Le ROC handball retrouvera la Nationale 1 la saison prochaine, sept ans après l’avoir quittée. Un retour au plus haut niveau amateur du handball français, fruit d’une restructuration engagée depuis 2019. Dans cet entretien exclusif, le président du club, Benoit Courtin, revient sur les objectifs atteints, les coulisses de cette montée, le projet de développement du ROC et les ambitions à moyen terme.
Benoit Courtin, au début de la saison, quels étaient les objectifs fixés ? La montée était-elle dans les projets ?
Dès le début de la saison, nous avions un projet bien défini, que nous avons appelé “Cap 2026”, avec pour objectif la montée en National 1. Historiquement, le club a évolué à ce niveau et a flirté avec le haut du tableau pendant plusieurs années. Après une descente en 2017, nous avons entamé un travail de restructuration en 2019, qui a porté ses fruits cette saison. Nous avions donc cette ambition, mais avec humilité, sachant que la saison précédente, nous étions passés à côté, malgré plusieurs opportunités.
Cette année, le groupe a montré une belle cohésion et un niveau de préparation exemplaire.

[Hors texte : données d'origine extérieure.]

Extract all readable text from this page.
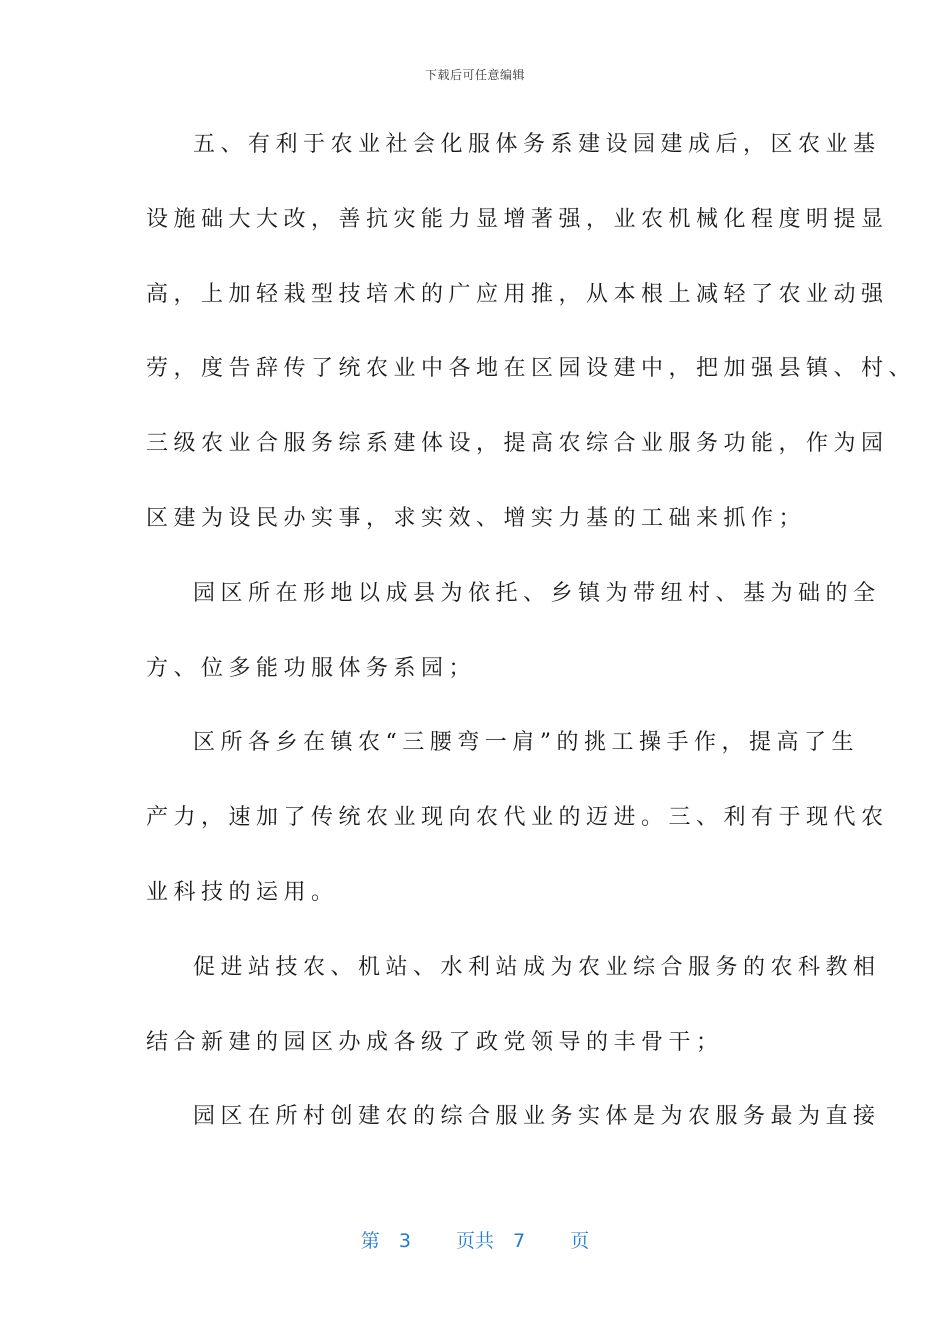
下载后可任意编辑
五、有利于农业社会化服体务系建设园建成后，区农业基
设施础大大改，善抗灾能力显增著强，业农机械化程度明提显
高，上加轻栽型技培术的广应用推，从本根上减轻了农业动强
劳，度告辞传了统农业中各地在区园设建中，把加强县镇、村、
三级农业合服务综系建体设，提高农综合业服务功能，作为园
区建为设民办实事，求实效、增实力基的工础来抓作；
园区所在形地以成县为依托、乡镇为带纽村、基为础的全
方、位多能功服体务系园；
区所各乡在镇农“三腰弯一肩”的挑工操手作，提高了生
产力，速加了传统农业现向农代业的迈进。三、利有于现代农
业科技的运用。
促进站技农、机站、水利站成为农业综合服务的农科教相
结合新建的园区办成各级了政党领导的丰骨干；
园区在所村创建农的综合服业务实体是为农服务最为直接
第 3 页共 7 页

De plus, cette montée est d’autant plus symbolique qu’elle intervient alors que le club célèbre ses 40 ans. C’est donc une réalisation importante, non seulement pour l’équipe, mais aussi pour l’ensemble du club et de ses supporters.

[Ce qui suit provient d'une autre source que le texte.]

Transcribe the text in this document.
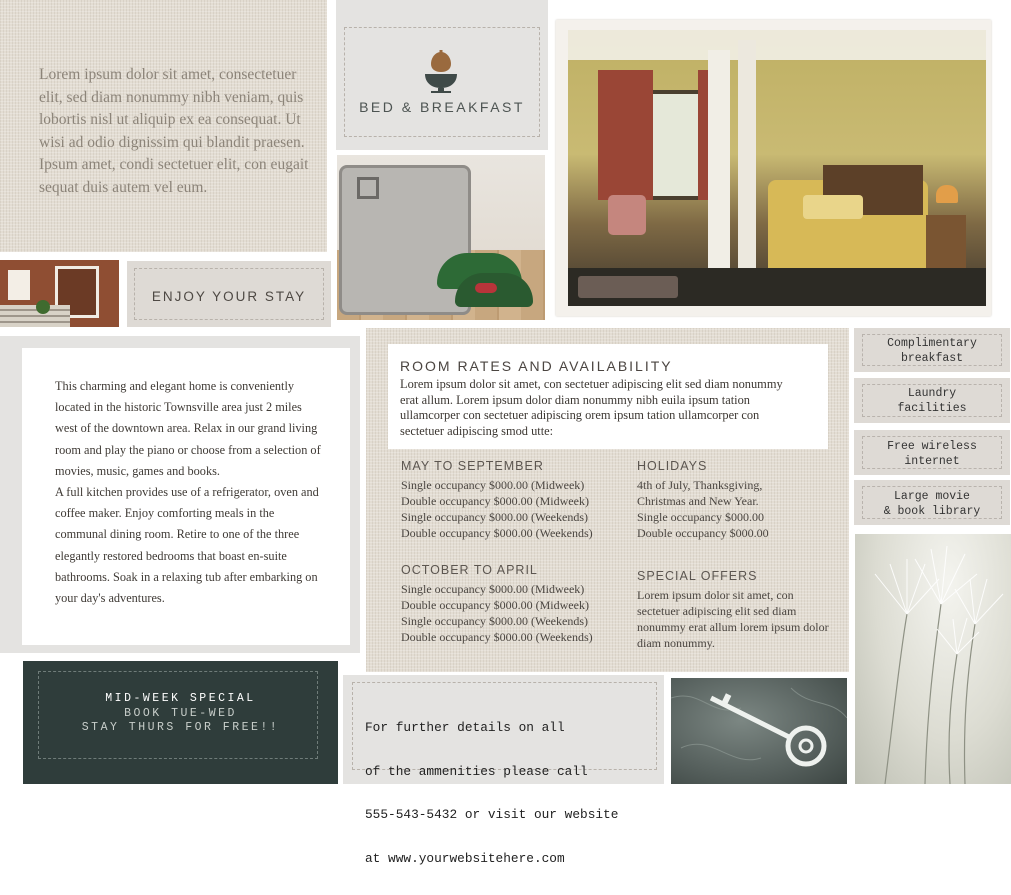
Lorem ipsum dolor sit amet, consectetuer elit, sed diam nonummy nibh veniam, quis lobortis nisl ut aliquip ex ea consequat. Ut wisi ad odio dignissim qui blandit praesen. Ipsum amet, condi sectetuer elit, con eugait sequat duis autem vel eum.

BED & BREAKFAST
ENJOY YOUR STAY
This charming and elegant home is conveniently located in the historic Townsville area just 2 miles west of the downtown area. Relax in our grand living room and play the piano or choose from a selection of movies, music, games and books.
A full kitchen provides use of a refrigerator, oven and coffee maker. Enjoy comforting meals in the communal dining room. Retire to one of the three elegantly restored bedrooms that boast en-suite bathrooms. Soak in a relaxing tub after embarking on your day's adventures.
ROOM RATES AND AVAILABILITY

Lorem ipsum dolor sit amet, con sectetuer adipiscing elit sed diam nonummy erat allum. Lorem ipsum dolor diam nonummy nibh euila ipsum tation ullamcorper con sectetuer adipiscing orem ipsum tation ullamcorper con sectetuer adipiscing smod utte:

MAY TO SEPTEMBER

Single occupancy $000.00 (Midweek)

Double occupancy $000.00 (Midweek)

Single occupancy $000.00 (Weekends)

Double occupancy $000.00 (Weekends)

OCTOBER TO APRIL

Single occupancy $000.00 (Midweek)

Double occupancy $000.00 (Midweek)

Single occupancy $000.00 (Weekends)

Double occupancy $000.00 (Weekends)

HOLIDAYS

4th of July, Thanksgiving,

Christmas and New Year.

Single occupancy $000.00

Double occupancy $000.00

SPECIAL OFFERS

Lorem ipsum dolor sit amet, con sectetuer adipiscing elit sed diam nonummy erat allum lorem ipsum dolor diam nonummy.

Complimentary
breakfast
Laundry
facilities
Free wireless
internet
Large movie
& book library
MID-WEEK SPECIAL
BOOK TUE-WED
STAY THURS FOR FREE!!

	For further details on all

of the ammenities please call

555-543-5432 or visit our website

at www.yourwebsitehere.com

Quand avez-vous compris que l’équipe était en mesure d’aller chercher cette montée ?
Il y a eu plusieurs moments clé, mais je dirais que la fin de la première phase a été déterminante. Les victoires contre le Fenix 2 et Limoges à domicile nous ont vraiment permis de mesurer la force de ce groupe. Sur la deuxième phase, j’ai vu un collectif serein, déterminé, et heureux de jouer ensemble. Ils étaient à fond à l’entraînement, tout en conservant une belle énergie positive.
À partir de là, je me suis dit : « Il peut rien nous arriver ! » J’ai vraiment eu confiance dans l’idée que nous pouvions atteindre cet objectif.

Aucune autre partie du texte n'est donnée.